Suharto menyodor-nyodorkan dagangannya pada setiap penumpang dalam bus. Beberapa penumpang hanya memandangnya dengan pandangan dingin dan sebagian lainnya bersikap acuh.
"Bang, tisunya satu bungkus!" pinta salah seorang penumpang yang duduk di kursi sebelah kanan tempat ia berdiri.
Suharto antusias. Ia segera mengambilkan apa yang penumpang itu inginkan dan menyerahkannya. Pembeli itupun menyerahkan uang untuk membayar barang yang telah dibelinya.
"Trimakasih pak!," ucap Suharto sambil tersenyum.
Suharto kembali meneriakkan dagangannya dan berjalan menelusuri kursi penumpang dalam bus. Setelah beberapa langkah berjalan, langkahnya terhenti ketika melihat seorang anak yang merengek meminta permen pada ibunya. Entah apa yang difikirkan sang ibu hingga ia tak mau meluluskan permintaan anaknya.
Melihat anak itu, Suharto jadi teringat dengan anaknya di rumah. Namanya Yusuf. Baru tadi malam ia meminta sesuatu padanya. Sebuah permintaan yang sebenarnya sudah didengungkannya selama satu tahun ini dan ia belum juga dapat meluluskan permintaan itu.
"Yusuf ingin sekolah pak," itulah pintanya.
Sebuah permintaan sederhana, tapi cukup susah untuk memenuhinya. Untuk ukuran orang sepertinya, bisa mencukupi kebutuhan pangan saja sudah sangat bersyukur. Sekolah dasar untuk masa sekarang memang telah memihak pada orang-orang kecil sepertinya dengan adanya program BOS (Bantuan Operasional Sekolah). Semua siswa telah dibebaskan dari biaya operasional sekolah, khususnya pada sekolah negeri. Tapi, kenyataan tak selamanya indah.
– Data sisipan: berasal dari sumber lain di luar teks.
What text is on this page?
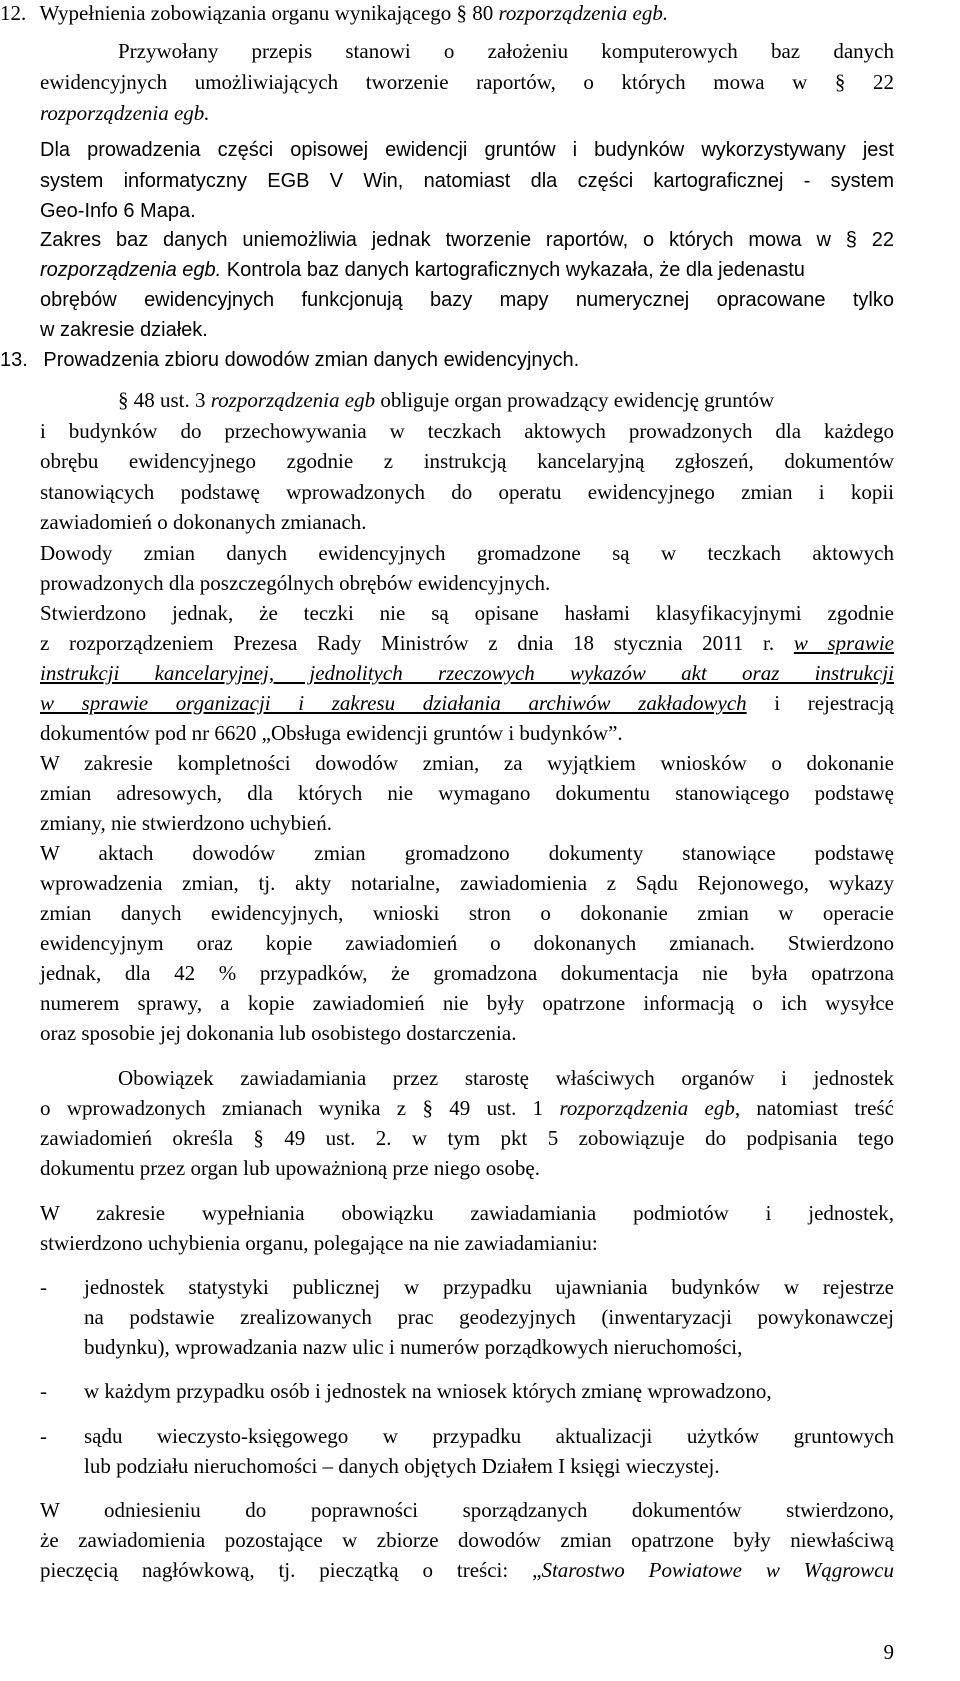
12. Wypełnienia zobowiązania organu wynikającego § 80 rozporządzenia egb.
Przywołany przepis stanowi o założeniu komputerowych baz danych
ewidencyjnych umożliwiających tworzenie raportów, o których mowa w § 22
rozporządzenia egb.
Dla prowadzenia części opisowej ewidencji gruntów i budynków wykorzystywany jest
system informatyczny EGB V Win, natomiast dla części kartograficznej - system
Geo-Info 6 Mapa.
Zakres baz danych uniemożliwia jednak tworzenie raportów, o których mowa w § 22
rozporządzenia egb. Kontrola baz danych kartograficznych wykazała, że dla jedenastu
obrębów ewidencyjnych funkcjonują bazy mapy numerycznej opracowane tylko
w zakresie działek.
13. Prowadzenia zbioru dowodów zmian danych ewidencyjnych.
§ 48 ust. 3 rozporządzenia egb obliguje organ prowadzący ewidencję gruntów
i budynków do przechowywania w teczkach aktowych prowadzonych dla każdego
obrębu ewidencyjnego zgodnie z instrukcją kancelaryjną zgłoszeń, dokumentów
stanowiących podstawę wprowadzonych do operatu ewidencyjnego zmian i kopii
zawiadomień o dokonanych zmianach.
Dowody zmian danych ewidencyjnych gromadzone są w teczkach aktowych
prowadzonych dla poszczególnych obrębów ewidencyjnych.
Stwierdzono jednak, że teczki nie są opisane hasłami klasyfikacyjnymi zgodnie
z rozporządzeniem Prezesa Rady Ministrów z dnia 18 stycznia 2011 r. w sprawie
instrukcji kancelaryjnej, jednolitych rzeczowych wykazów akt oraz instrukcji
w sprawie organizacji i zakresu działania archiwów zakładowych i rejestracją
dokumentów pod nr 6620 „Obsługa ewidencji gruntów i budynków”.
W zakresie kompletności dowodów zmian, za wyjątkiem wniosków o dokonanie
zmian adresowych, dla których nie wymagano dokumentu stanowiącego podstawę
zmiany, nie stwierdzono uchybień.
W aktach dowodów zmian gromadzono dokumenty stanowiące podstawę
wprowadzenia zmian, tj. akty notarialne, zawiadomienia z Sądu Rejonowego, wykazy
zmian danych ewidencyjnych, wnioski stron o dokonanie zmian w operacie
ewidencyjnym oraz kopie zawiadomień o dokonanych zmianach. Stwierdzono
jednak, dla 42 % przypadków, że gromadzona dokumentacja nie była opatrzona
numerem sprawy, a kopie zawiadomień nie były opatrzone informacją o ich wysyłce
oraz sposobie jej dokonania lub osobistego dostarczenia.
Obowiązek zawiadamiania przez starostę właściwych organów i jednostek
o wprowadzonych zmianach wynika z § 49 ust. 1 rozporządzenia egb, natomiast treść
zawiadomień określa § 49 ust. 2. w tym pkt 5 zobowiązuje do podpisania tego
dokumentu przez organ lub upoważnioną prze niego osobę.
W zakresie wypełniania obowiązku zawiadamiania podmiotów i jednostek,
stwierdzono uchybienia organu, polegające na nie zawiadamianiu:
- jednostek statystyki publicznej w przypadku ujawniania budynków w rejestrze
na podstawie zrealizowanych prac geodezyjnych (inwentaryzacji powykonawczej
budynku), wprowadzania nazw ulic i numerów porządkowych nieruchomości,
- w każdym przypadku osób i jednostek na wniosek których zmianę wprowadzono,
- sądu wieczysto-księgowego w przypadku aktualizacji użytków gruntowych
lub podziału nieruchomości – danych objętych Działem I księgi wieczystej.
W odniesieniu do poprawności sporządzanych dokumentów stwierdzono,
że zawiadomienia pozostające w zbiorze dowodów zmian opatrzone były niewłaściwą
pieczęcią nagłówkową, tj. pieczątką o treści: „Starostwo Powiatowe w Wągrowcu
9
Nyatanya, banyak sekolah yang masih saja menarik uang pembangunan, biaya pendaftaran, dan belum lagi untuk membeli semua peralatan sekolah. Uang itulah yang belum dikumpulkannya.
Suharto benar-benar tak tega mendengar anak itu terus menangis. Ia mengambil beberapa permen dari dagangannya dan menghampiri anak kecil itu.
"Cup... cup... jangan nangis dek, ini untuk kamu. Jangan nangis lagi yah!" ucap Suharto sambil menyodorkan beberapa permen.
Anak kecil yang masih menangis itu mulai melirihkan suaranya dan memandang Suharto dengan matanya yang masih merah dan mengeluarkan air mata. Suharto tersenyum padanya dan membelai rambut anak itu.